We’re kinda light on the front end of the decade this week for a change. Let’s review the Other Sixty during the nineteenth chart week in 1980, 1981, and 1982.
May 10, 1980
Here’s one of the many attempts to get the Temps back into the Top 40. As the decade started, Berry Gordy gave them a new contract, wrote a song, and produced a new album. Dennis Edwards was back for Round Two. All of the money and effort only amounted to a #11 R&B showing and a #43 Pop peak. Still, it’s not a bad song if it was still 1975.
The Wall was the album that Pink Floyd musical legends and completely tore the band apart forever. For the fan, the musical experience was worth it for paranoid epics like this one. Sung by Roger Waters, this will only run up to #53.
The law firm of RGB would like to see you now, particularly and creepily, the inside. The old school ballad couldn’t match the heights of Special Lady and felt the spirit stirred up at #76.
Toni & the Dragon were always ahead of the curve on trends. This time they decided to turn up the irony quotient to 11 with a cover of this Turtles #1 classic with a disco arrangement and George of the Jungle intro. It didn’t see nobody but a #53 zenith.
May 16th, 1981
Damn, Chaka can do no wrong. She wrecks shop with another tasty jam written by Ned Doheny & AWB’s Hamish Stuart. Why was pop radio so afraid of her? This is a silk, funky, well-produced arranged and sung track, soulful and catchy. Yet it will languish at #53 as it becomes her second solo #1 on the Soul charts.

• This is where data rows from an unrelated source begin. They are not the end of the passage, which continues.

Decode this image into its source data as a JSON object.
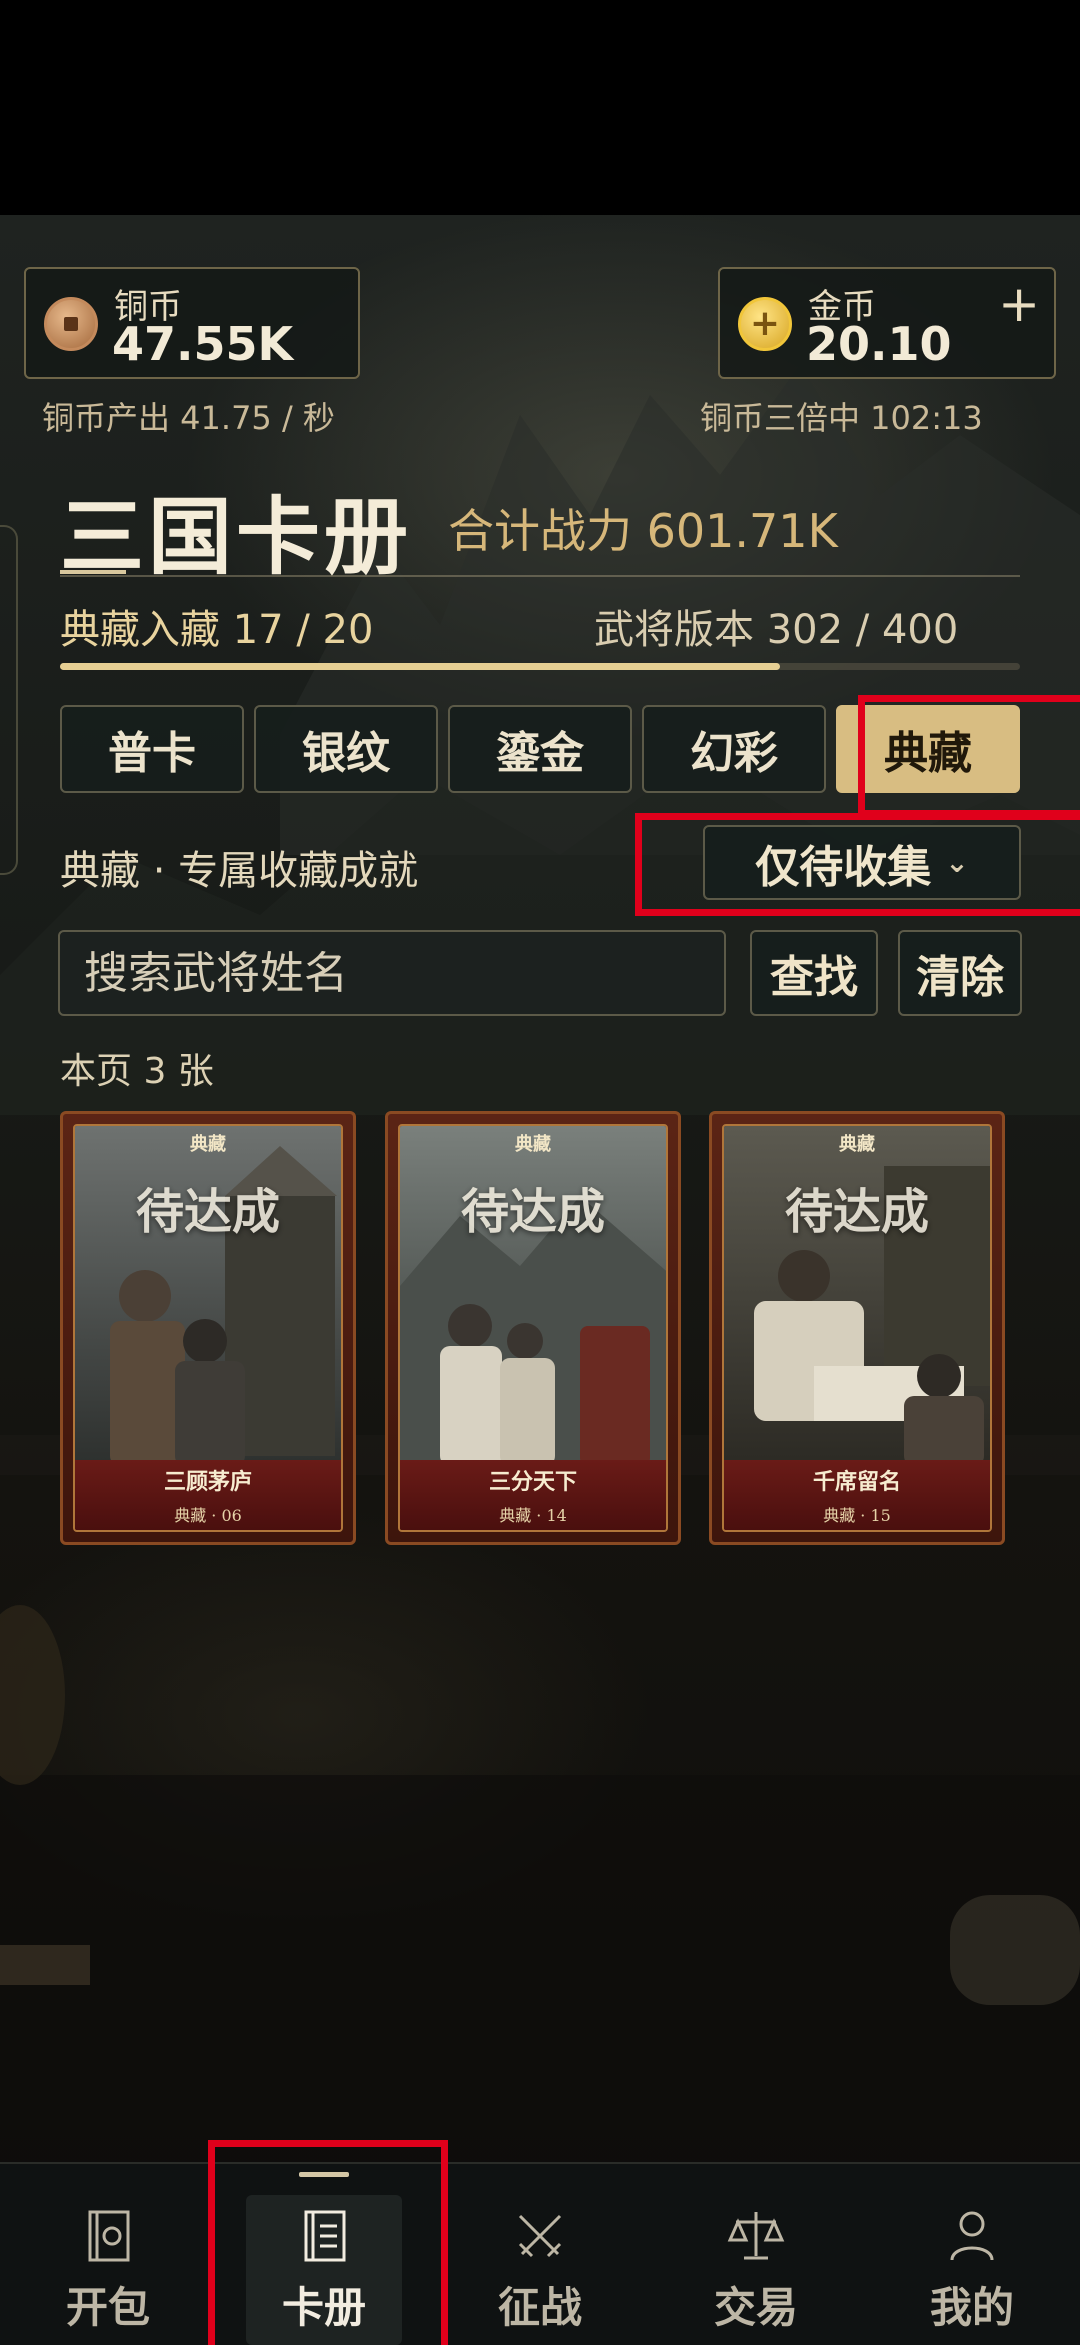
{
  "currency": {
    "copper": {
      "label": "铜币",
      "value": "47.55K",
      "icon": "copper-coin-icon"
    },
    "gold": {
      "label": "金币",
      "value": "20.10",
      "icon": "gold-coin-icon",
      "add": "+"
    },
    "copper_rate": "铜币产出 41.75 / 秒",
    "copper_boost": "铜币三倍中 102:13"
  },
  "header": {
    "title": "三国卡册",
    "power": "合计战力 601.71K",
    "collect_progress": "典藏入藏 17 / 20",
    "version_progress": "武将版本 302 / 400",
    "progress_fraction": 0.75
  },
  "tabs": [
    {
      "label": "普卡",
      "active": false
    },
    {
      "label": "银纹",
      "active": false
    },
    {
      "label": "鎏金",
      "active": false
    },
    {
      "label": "幻彩",
      "active": false
    },
    {
      "label": "典藏",
      "active": true
    }
  ],
  "section": {
    "label": "典藏 · 专属收藏成就",
    "filter": "仅待收集",
    "filter_icon": "chevron-down-icon"
  },
  "search": {
    "placeholder": "搜索武将姓名",
    "find": "查找",
    "clear": "清除"
  },
  "page_count": "本页 3 张",
  "cards": [
    {
      "tag": "典藏",
      "status": "待达成",
      "name": "三顾茅庐",
      "number": "典藏 · 06"
    },
    {
      "tag": "典藏",
      "status": "待达成",
      "name": "三分天下",
      "number": "典藏 · 14"
    },
    {
      "tag": "典藏",
      "status": "待达成",
      "name": "千席留名",
      "number": "典藏 · 15"
    }
  ],
  "nav": [
    {
      "label": "开包",
      "icon": "pack-icon",
      "active": false
    },
    {
      "label": "卡册",
      "icon": "album-icon",
      "active": true
    },
    {
      "label": "征战",
      "icon": "crossed-swords-icon",
      "active": false
    },
    {
      "label": "交易",
      "icon": "scales-icon",
      "active": false
    },
    {
      "label": "我的",
      "icon": "user-icon",
      "active": false
    }
  ],
  "colors": {
    "accent": "#d8bd82",
    "highlight": "#e0001b",
    "card_frame": "#5b2415"
  }
}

Here’s the lead singer and drummer of the Dutch prog-rock band, Kayak, with the first single from his second solo album, Seasons. This heavily percussive track will be a big hit in the Netherlands and in Germany, crossing over to the States, where it will shower the charts all the way to #74 as his only Hot 100 entry.
May 15th, 1982
Yes, your fears are confirmed. This is a cover of the song Janis Joplin made a big hit in 1968 with Big Brother and The Holding Co. It’s a great example of how corporate rock became just a little over a decade later. This will thankfully crawl up ten notches before angina sets in.

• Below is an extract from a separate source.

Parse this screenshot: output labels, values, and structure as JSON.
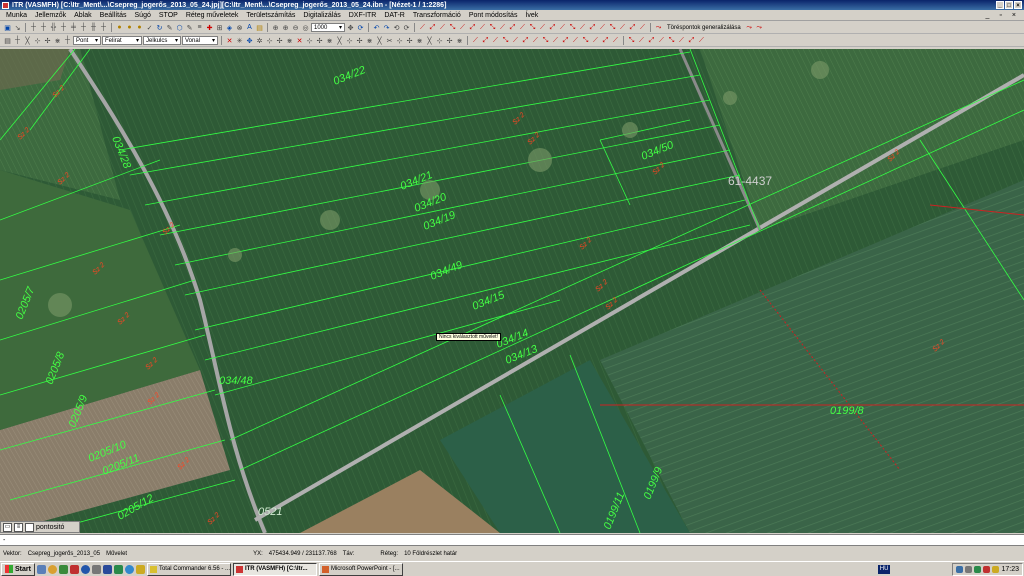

Bo Duke was focusing more on his singing career and delivers us another cover song. From his second album, Quiet Man, he does his best to impress the ladies with his version of the 1960 Dorsey Burnette track, which reached #11. We know you’re not supposed to wake a sleepwalker, but I’m glad we did before this rose any higher than #45.
The Mael brothers spent a decade recording New Wave albums before New Wave even existed. So now that it was here, they wanted in on some of that valley girl money. The problem was that they were still ahead of their time, so songs like this topped out at #60.

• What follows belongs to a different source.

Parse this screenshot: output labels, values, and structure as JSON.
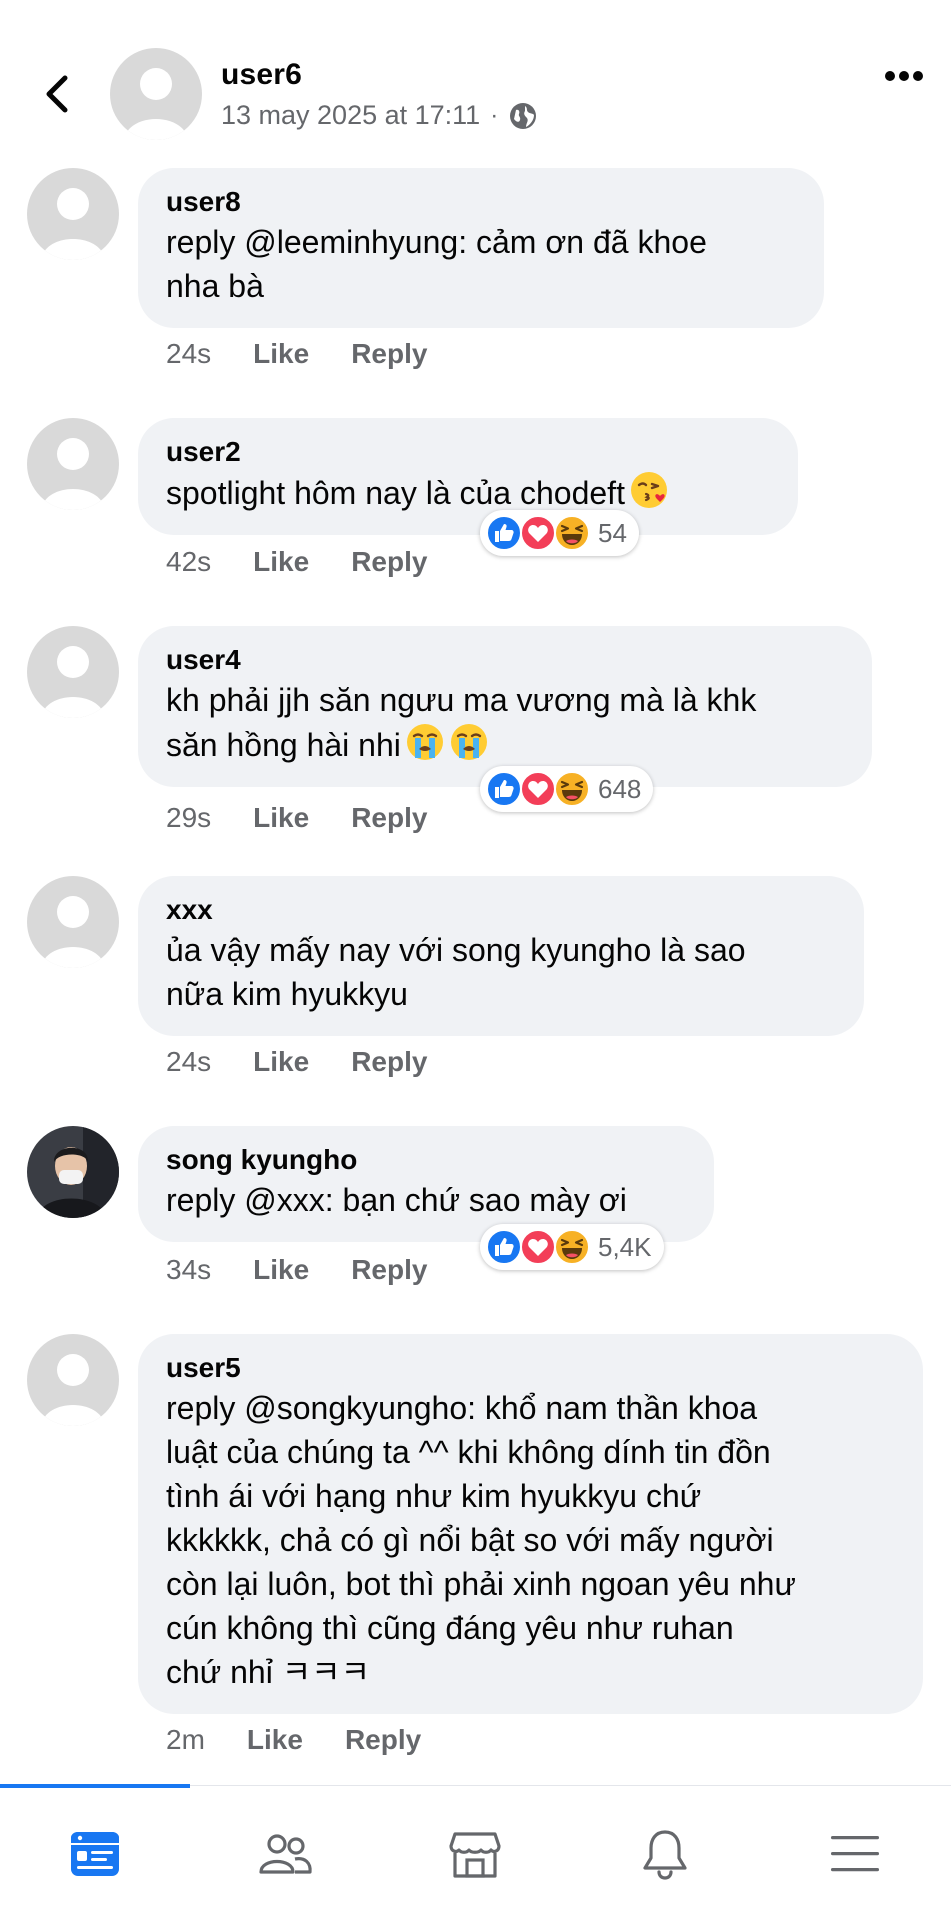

The early 80s saw a lot of ill-advised late 70s movie sequels, such as Grease 2. This song is a long way from You’re The One That I Want, but no one was going to ask Michelle Pfeiffer and Maxwell Caulfield to carry the local load. Why not bring in heavyweights The Four Tops and ruin the momentum that just created with last year’s When She Was My Girl? Everything surrounding this was a bomb, which explains this song’s #71 showing.
Stevie was looking to keep rolling after posting two Top 40 singles. So he turned to the man from Oz recording a funky laidback Peter Allen tune that he took up to #55 in 1981. Stevie’s version can’t get off the runway and crash lands at #84.